護院瞬間湧上來,作勢要將他逼出去。
白鶴知一把拂開來扶他的管家,眼尾像是在看什麼髒東西:「別碰我,我自己會走。」
不過一轉身,白鶴知又像是想起什麼,衝著許太醫淡淡一笑,意有所指地道:「許太醫,醫者父母心,你可定要為二公子好好醫治。治好了,大功一件,回去我稟明聖上,您怕是不日便要升任院判了。
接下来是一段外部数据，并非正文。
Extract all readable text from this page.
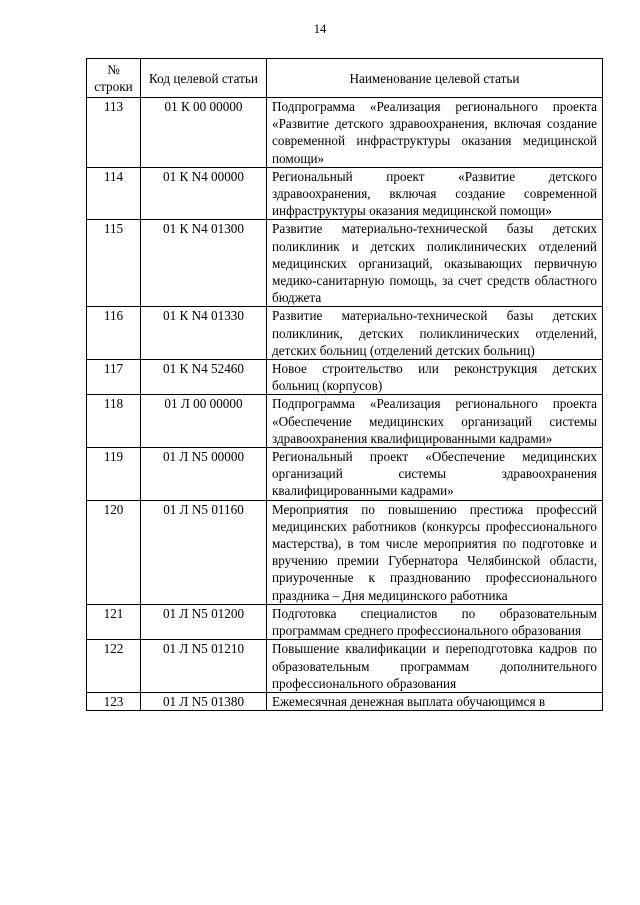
14
№ строки	Код целевой статьи	Наименование целевой статьи
113	01 К 00 00000	Подпрограмма «Реализация регионального проекта «Развитие детского здравоохранения, включая создание современной инфраструктуры оказания медицинской помощи»
114	01 К N4 00000	Региональный проект «Развитие детского здравоохранения, включая создание современной инфраструктуры оказания медицинской помощи»
115	01 К N4 01300	Развитие материально-технической базы детских поликлиник и детских поликлинических отделений медицинских организаций, оказывающих первичную медико-санитарную помощь, за счет средств областного бюджета
116	01 К N4 01330	Развитие материально-технической базы детских поликлиник, детских поликлинических отделений, детских больниц (отделений детских больниц)
117	01 К N4 52460	Новое строительство или реконструкция детских больниц (корпусов)
118	01 Л 00 00000	Подпрограмма «Реализация регионального проекта «Обеспечение медицинских организаций системы здравоохранения квалифицированными кадрами»
119	01 Л N5 00000	Региональный проект «Обеспечение медицинских организаций системы здравоохранения квалифицированными кадрами»
120	01 Л N5 01160	Мероприятия по повышению престижа профессий медицинских работников (конкурсы профессионального мастерства), в том числе мероприятия по подготовке и вручению премии Губернатора Челябинской области, приуроченные к празднованию профессионального праздника – Дня медицинского работника
121	01 Л N5 01200	Подготовка специалистов по образовательным программам среднего профессионального образования
122	01 Л N5 01210	Повышение квалификации и переподготовка кадров по образовательным программам дополнительного профессионального образования
123	01 Л N5 01380	Ежемесячная денежная выплата обучающимся в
」
這下許太醫不光冷汗,眼淚也要下來了。
白鶴知威脅完,彬彬有禮地一頷首,於雪中拂袖而去。
楚荊眼神陰沉得幾欲滴水,強忍著怒意將許太醫請了進來。
許太醫擦著冷汗為楚召江看了看傷口和斷指,有些為難道:「侯爺,這斷指……超過一日了,怕是……難辦。」
楚荊冷冷看他。
許太醫簡直要朝他跪下了,欲哭無淚。
「侯爺,下官並非是怕白院使,只是這兩日天氣嚴寒,斷指的血脈筋絡明顯已被凍上,上面好像也被灑了腐蝕的毒粉,下官真的……真的束手無策。」
楚荊深深吸了口氣,閉眼道:「許太醫說笑了——您儘管醫治,一切聽天由命吧。」
許太醫訥訥稱是。
***
白鶴知走出侯府,回頭瞥了門口懸掛的「鎮遠侯府」四個大字,冷笑一聲,翻身上馬。
……沒上去。
那馬高,他又是個讀書人,拎個刀都砍不中人,牽著韁繩被馬遛了幾步差點摔地上,一腳踩著腳蹬還在努力往上爬。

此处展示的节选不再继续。